L'Europe néo-classique
Le néo-classicisme s'étend à toute l'Europe. En Espagne, Anton Raphael Mengs travaille pour Charles III. En Angleterre, Joshua Reynolds inscrit l'idéal classique dans la Royal Academy. En Allemagne, Wilhelm Tischbein, Asmus Carstens, puis le mouvement des Nazaréens (Friedrich Overbeck) prolongent une voie spirituelle. En Italie, après Canova, Vincenzo Camuccini et Francesco Hayez (qui basculera dans le romantisme) en sont les héritiers.
Caractéristiques visuelles
Quatre traits définissent le néo-classicisme. D'abord la primauté du dessin : contour net, modelé sculptural, hostilité à la touche libre. Ensuite la palette austère : ocres, rouges sourds, blancs cassés, refus des éclats coloristes du rococo. Puis l'iconographie antique : héros romains et grecs (Brutus, Léonidas, Socrate), épisodes moraux et civiques. Enfin la composition stable : axes verticaux et horizontaux, équilibre symétrique, refus du mouvement décoratif baroque.
La fin et la postérité
Vers 1820-1830, le néo-classicisme est éclipsé par le romantisme (Le Radeau de la Méduse de Géricault, 1819 ; les batailles de Delacroix). Le débat reste vif tout au long du XIXe siècle, et l'enseignement des Beaux-Arts conserve longtemps la rigueur davidienne. Le mouvement plus large de l'historicisme absorbera l'héritage néo-classique dans un éclectisme général.
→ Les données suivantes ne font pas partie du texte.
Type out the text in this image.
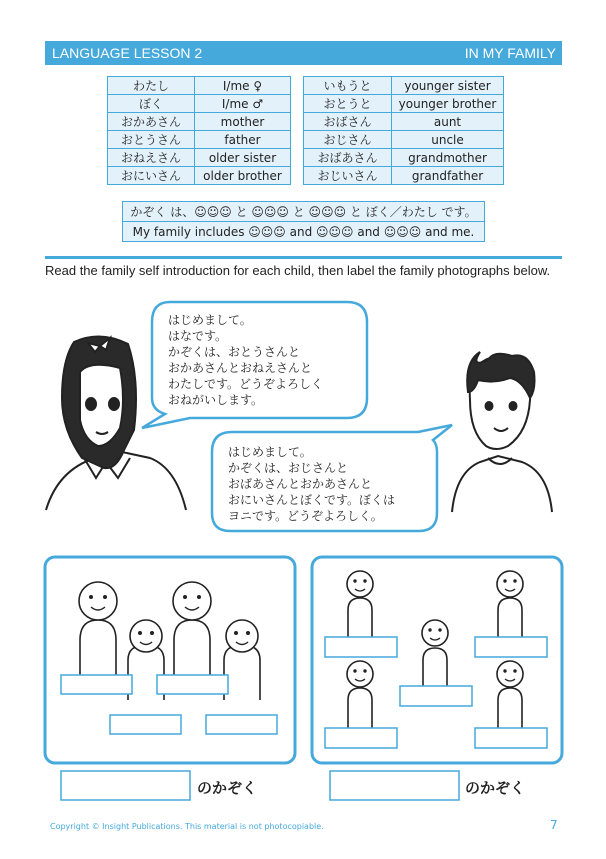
LANGUAGE LESSON 2	IN MY FAMILY
わたし	I/me ♀
ぼく	I/me ♂
おかあさん	mother
おとうさん	father
おねえさん	older sister
おにいさん	older brother
いもうと	younger sister
おとうと	younger brother
おばさん	aunt
おじさん	uncle
おばあさん	grandmother
おじいさん	grandfather
かぞく は、☺☺☺ と ☺☺☺ と ☺☺☺ と ぼく／わたし です。
My family includes ☺☺☺ and ☺☺☺ and ☺☺☺ and me.
Read the family self introduction for each child, then label the family photographs below.
はじめまして。
はなです。
かぞくは、おとうさんと
おかあさんとおねえさんと
わたしです。どうぞよろしく
おねがいします。
はじめまして。
かぞくは、おじさんと
おばあさんとおかあさんと
おにいさんとぼくです。ぼくは
ヨニです。どうぞよろしく。
のかぞく	のかぞく
Copyright © Insight Publications. This material is not photocopiable.	7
Au XXe siècle, le néo-classicisme connaît un second souffle dans le retour à l'ordre des années 1920 (Picasso de la période ingresque, Derain, Severini). Aujourd'hui, le Louvre, la Galerie nationale d'Art moderne de Rome, le musée Thorvaldsen de Copenhague et la Glyptothèque de Munich en conservent les chefs-d'œuvre.